Engaging the employer in the recovery process ultimately benefits the company in increased productivity — especially when the person returns to work sooner, even if it is on modified duty. The employer’s engagement with the injured worker must be done in a way that best meets the worker’s needs.
“At Sedgwick, our teams are advising our clients to reach out to the injured worker and acknowledge that he is having surgery. It’s important to let that person know what they can expect from the company,” Tazic said. “If our data indicates there is an issue with a manager, we may suggest someone else reach out to the injured worker as well.”
Tazic explained a key reason injured workers don’t return to their jobs is that they feel unsettled in their work situation.
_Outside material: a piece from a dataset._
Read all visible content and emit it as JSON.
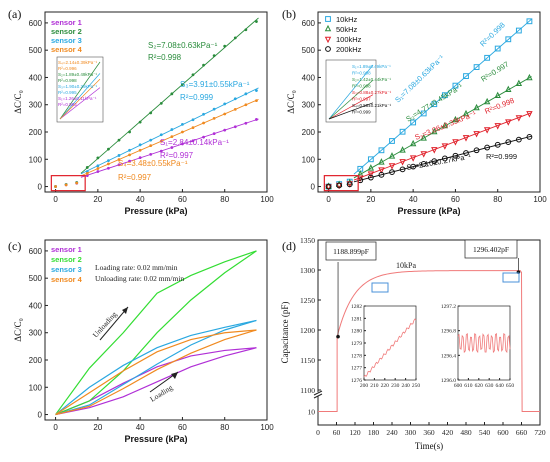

Knowing the employer is concerned about their well-being and is looking forward to their return can aid recovery.
“The earlier we can be involved [with the injured worker] the better because it fosters an early sense of trust and connection and shows the employer has a strong sense of caring and wants them to get what they need,” Brajuha said. “It promotes a sense of trust from all parties in the recovery process and that they are the most important thing in that.”
These and other efforts to actively engage injured works in their recoveries are yielding positive results all around. “When someone is engaged and we have that contact with them we absolutely see stronger and more successful recoveries,” Brajuha said. “They are more engaged and compliant with the treatment recommendations.”